Positional integration of lung adenocarcinoma susceptibility loci with primary human alveolar epithelial cell epigenomes.

Aim: To identify functional lung adenocarcinoma (LUAD) risk SNPs. Materials & methods: Eighteen validated LUAD risk SNPs (p <= 5 x 10(-8)) and 930 SNPs in high linkage disequilibrium (r(2) > 0.5) were integrated with epigenomic information from primary human alveolar epithelial cells. Enhancer-associated SNPs likely affecting transcription factor-binding sites were predicted.
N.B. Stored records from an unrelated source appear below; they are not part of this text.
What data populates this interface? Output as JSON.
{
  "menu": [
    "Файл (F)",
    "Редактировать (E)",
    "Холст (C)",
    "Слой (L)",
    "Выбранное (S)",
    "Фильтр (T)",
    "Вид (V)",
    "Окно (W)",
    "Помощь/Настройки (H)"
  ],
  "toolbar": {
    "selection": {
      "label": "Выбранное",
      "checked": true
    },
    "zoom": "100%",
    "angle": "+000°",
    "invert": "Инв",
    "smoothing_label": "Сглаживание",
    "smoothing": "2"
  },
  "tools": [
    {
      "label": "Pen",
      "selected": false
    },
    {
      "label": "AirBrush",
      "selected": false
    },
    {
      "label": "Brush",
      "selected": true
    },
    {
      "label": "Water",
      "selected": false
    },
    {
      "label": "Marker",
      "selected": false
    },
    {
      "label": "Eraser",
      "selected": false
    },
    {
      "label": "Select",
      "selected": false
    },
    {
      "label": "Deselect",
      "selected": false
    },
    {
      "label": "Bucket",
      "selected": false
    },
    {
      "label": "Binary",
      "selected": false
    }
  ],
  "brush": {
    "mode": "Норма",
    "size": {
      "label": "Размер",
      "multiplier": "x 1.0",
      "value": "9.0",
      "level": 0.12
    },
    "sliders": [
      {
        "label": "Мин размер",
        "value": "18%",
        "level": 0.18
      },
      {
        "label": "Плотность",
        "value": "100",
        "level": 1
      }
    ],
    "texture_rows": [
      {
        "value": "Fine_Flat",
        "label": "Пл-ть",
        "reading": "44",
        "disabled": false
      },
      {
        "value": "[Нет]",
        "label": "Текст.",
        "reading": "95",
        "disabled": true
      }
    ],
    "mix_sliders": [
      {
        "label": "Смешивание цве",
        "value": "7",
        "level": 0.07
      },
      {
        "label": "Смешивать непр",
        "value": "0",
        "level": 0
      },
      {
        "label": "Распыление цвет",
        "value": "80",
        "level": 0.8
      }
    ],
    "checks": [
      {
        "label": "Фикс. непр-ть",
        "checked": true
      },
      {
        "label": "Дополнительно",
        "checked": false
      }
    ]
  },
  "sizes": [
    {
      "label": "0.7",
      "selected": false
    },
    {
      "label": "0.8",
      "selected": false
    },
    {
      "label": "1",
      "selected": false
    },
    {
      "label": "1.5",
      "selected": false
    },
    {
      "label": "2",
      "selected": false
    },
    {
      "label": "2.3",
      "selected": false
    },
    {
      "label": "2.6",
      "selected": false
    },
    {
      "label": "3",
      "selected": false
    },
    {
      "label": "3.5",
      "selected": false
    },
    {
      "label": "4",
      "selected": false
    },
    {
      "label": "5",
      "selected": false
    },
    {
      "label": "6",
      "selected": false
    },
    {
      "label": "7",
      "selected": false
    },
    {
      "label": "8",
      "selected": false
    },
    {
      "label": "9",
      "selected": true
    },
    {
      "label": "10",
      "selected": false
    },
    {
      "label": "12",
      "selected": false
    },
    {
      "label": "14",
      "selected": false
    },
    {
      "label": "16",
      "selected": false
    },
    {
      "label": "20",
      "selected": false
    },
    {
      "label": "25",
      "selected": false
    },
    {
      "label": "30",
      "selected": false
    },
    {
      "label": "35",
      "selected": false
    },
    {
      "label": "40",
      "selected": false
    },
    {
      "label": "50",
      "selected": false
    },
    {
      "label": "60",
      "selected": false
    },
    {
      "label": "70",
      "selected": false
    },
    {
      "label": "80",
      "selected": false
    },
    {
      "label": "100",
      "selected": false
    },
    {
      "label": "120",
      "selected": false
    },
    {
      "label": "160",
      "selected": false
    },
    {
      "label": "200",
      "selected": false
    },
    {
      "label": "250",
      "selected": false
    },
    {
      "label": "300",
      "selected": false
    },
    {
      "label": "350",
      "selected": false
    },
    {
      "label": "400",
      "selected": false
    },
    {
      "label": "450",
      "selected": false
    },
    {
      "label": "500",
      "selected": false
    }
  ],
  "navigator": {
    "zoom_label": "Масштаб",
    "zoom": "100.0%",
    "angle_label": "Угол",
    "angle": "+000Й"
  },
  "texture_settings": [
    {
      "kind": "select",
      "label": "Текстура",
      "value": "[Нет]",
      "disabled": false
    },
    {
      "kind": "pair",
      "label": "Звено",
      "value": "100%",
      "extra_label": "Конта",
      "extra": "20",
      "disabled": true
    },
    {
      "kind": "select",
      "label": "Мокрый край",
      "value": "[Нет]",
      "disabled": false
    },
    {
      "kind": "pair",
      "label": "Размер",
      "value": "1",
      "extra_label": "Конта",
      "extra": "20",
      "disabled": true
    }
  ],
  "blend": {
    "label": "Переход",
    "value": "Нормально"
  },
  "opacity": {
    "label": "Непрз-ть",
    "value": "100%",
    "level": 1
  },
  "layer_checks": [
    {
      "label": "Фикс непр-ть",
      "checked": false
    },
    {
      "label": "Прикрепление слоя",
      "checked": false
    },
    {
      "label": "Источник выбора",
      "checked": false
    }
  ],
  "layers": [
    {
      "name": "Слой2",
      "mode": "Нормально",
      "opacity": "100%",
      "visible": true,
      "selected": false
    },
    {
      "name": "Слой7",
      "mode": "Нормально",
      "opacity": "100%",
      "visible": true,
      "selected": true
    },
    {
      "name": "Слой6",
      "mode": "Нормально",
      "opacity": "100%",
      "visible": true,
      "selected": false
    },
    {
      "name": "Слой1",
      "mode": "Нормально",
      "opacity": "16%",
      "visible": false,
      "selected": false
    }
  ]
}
Three SNPs were functionally investigated using luciferase assays, expression quantitative trait loci and cancer-specific expression. Results: Forty-seven SNPs mapped to putative enhancers; 11 located to open chromatin. Of these, seven altered predicted transcription factor-binding motifs. Rs6942067 showed allele-specific luciferase expression and expression quantitative trait loci analysis indicates that it influences expression of DCBLD1, a gene that encodes an unknownmembrane protein and is overexpressed in LUAD. Conclusion: Integration of candidate LUAD risk SNPS with epigenomic marks from normal alveolar epithelium identified numerous candidate functional LUAD risk SNPs including rs6942067, which appears to affect DCBLD1 expression. Data deposition: Data are provided in GEO record GSE84273.